Jul 13, 2007

Transformers movie censorship

I saw the Tranformers movie on opening night in Beijing. The premier was at midnight about a week after it had already opened in the US. It was an excellent movie to see in the theater to get the full benefit of the visuals and sound.

I'm not a fan of dubbed movies, so it of course I saw the original English version. As I listened to some of the dialog, in particular the scenes with Jon Voight (the Secretary of Defense) and some of the NSA and Pentagon scientists, I noticed some garbled words.

They'd be having a conversation, and it would go something like this: "What we need to do, Mister Secretary, is to make sure the garble garble garble don't garble garble garble. Then we can proceed with the original plan."

Obviously, the communist censors were hard at work here. During the movie premier, I made a mental note of where the garbling took place, and then afterwards I re-watched an uncensored bootleg of the movie. What follows below are the scenes of dialog. The bold garbles in the dialog indicate what was censored. Hold your mouse over the garbles to see what the censors actually were afraid that audiences would hear.

Censored dialog 1:
about 27 minutes into the movie
Scene: Inside the Pentagon

Scientist 1: Guys, I think the other team figured it out: Iran.
Scientist 2: Come on man, this is way too smart for Iranian scientists. Eh? Think about it.
Scientist 3: What do you think Kay? Garble?
Sc: No way, this is nothing like what the garble are using.

Censored dialog 2:
about 36 minutes into the movie
Military person 1: Every time we try an antivirus it adapts and speeds up. It's like it's not a virus, it's become the system.
Military person 2: Obviously it's the first phase of a major attack against the US. The only countries with this kind of capability are garble garble garble.
Military person 2: Maybe you can explain then how our latest satellite imagery shows garble garble doubling its naval activity?

Censored dialog 3:
about 1 hour and 27 minutes into the movie
Scene: videoconference with US military leaders

Military person:
The garble garble garble are nearing our area of operations in the western Pacific.
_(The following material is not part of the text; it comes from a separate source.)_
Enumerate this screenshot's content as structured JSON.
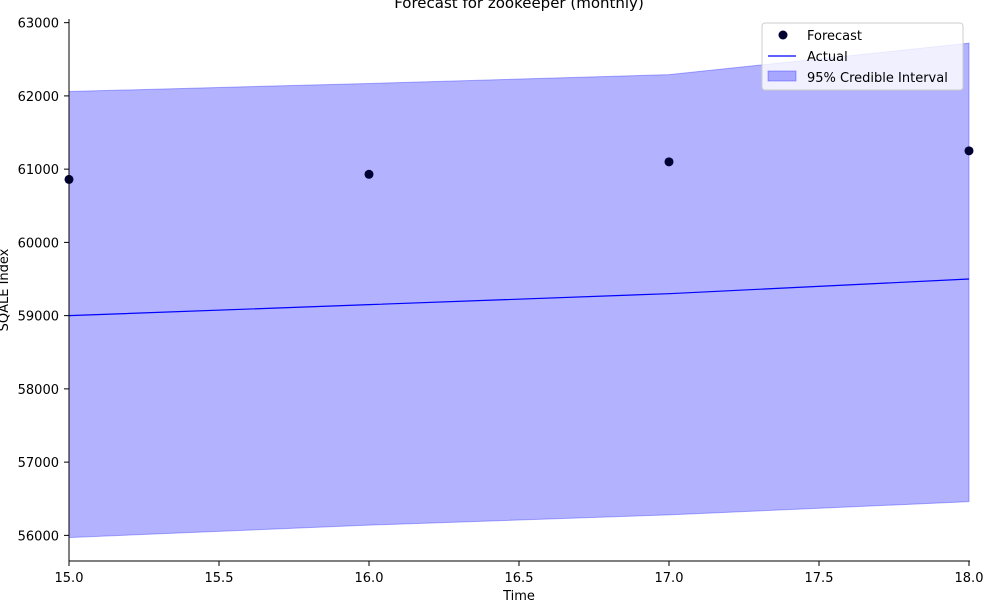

We feel that this could get out of hand real fast.
2-star general: garble garble garble task forces approaching 190 nautical miles of cruise missile range.
Jon Voight: Tell the strike crew commander that he's not to engage unless fired on first.
2-star general: Yes sir.

Censored dialog 4: about 1 hour and 30 minutes into the movie
Scene: Tom Banachek, the Sector 7 man, is debriefing Jon Voight on the video from Mars

Tom Banachek: Here is the image your special ops team was able to retrieve from the base attack. We believe they are of the same exoskeletal type. And obviously not garble garble garble.

So it looks like it's a no-no in China to mention the names of Russia, North Korea, or China during a film. Is there something in common between those three countries, past and present? I couldn't really think of any, other than the fact that they have territories in Asia. There might be some political similarities I hadn't thought of.
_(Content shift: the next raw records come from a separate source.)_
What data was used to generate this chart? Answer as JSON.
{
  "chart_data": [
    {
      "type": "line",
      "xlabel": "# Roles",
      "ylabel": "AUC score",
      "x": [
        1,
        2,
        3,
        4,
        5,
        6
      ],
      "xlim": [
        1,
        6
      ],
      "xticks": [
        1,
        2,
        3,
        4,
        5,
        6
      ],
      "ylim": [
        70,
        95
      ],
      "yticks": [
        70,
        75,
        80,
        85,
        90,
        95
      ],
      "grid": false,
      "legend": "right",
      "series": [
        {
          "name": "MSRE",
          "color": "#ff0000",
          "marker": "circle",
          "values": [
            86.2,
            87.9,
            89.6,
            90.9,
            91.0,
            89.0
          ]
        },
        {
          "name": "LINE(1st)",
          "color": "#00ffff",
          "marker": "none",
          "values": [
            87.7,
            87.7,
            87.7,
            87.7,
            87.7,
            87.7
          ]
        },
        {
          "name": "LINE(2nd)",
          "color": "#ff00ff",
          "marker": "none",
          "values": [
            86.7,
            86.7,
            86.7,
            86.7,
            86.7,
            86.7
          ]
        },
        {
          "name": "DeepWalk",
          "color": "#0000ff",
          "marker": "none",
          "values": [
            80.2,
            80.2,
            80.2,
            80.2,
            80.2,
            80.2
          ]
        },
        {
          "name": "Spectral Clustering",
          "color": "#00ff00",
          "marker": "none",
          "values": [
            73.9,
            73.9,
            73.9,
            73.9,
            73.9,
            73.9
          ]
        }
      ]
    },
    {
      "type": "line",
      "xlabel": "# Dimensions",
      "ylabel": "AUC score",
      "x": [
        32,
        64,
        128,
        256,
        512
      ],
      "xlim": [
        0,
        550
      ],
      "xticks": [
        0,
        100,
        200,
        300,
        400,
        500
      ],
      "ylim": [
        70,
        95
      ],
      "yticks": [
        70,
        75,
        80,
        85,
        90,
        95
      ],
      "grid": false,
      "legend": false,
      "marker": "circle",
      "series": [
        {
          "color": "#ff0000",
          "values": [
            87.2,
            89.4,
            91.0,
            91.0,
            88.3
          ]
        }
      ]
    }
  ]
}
I think that dialog 2 above is a great compliment to all three countries, North Korea, Russian, and China. The dialog in the movie is commending the capabilities of those three regimes. I would have expected the Chinese censors to leave that one in to bolster their national pride and that sort of thing.


Blogger absolutED said...

good observation! i wish they have spent the money on education funds... sighs.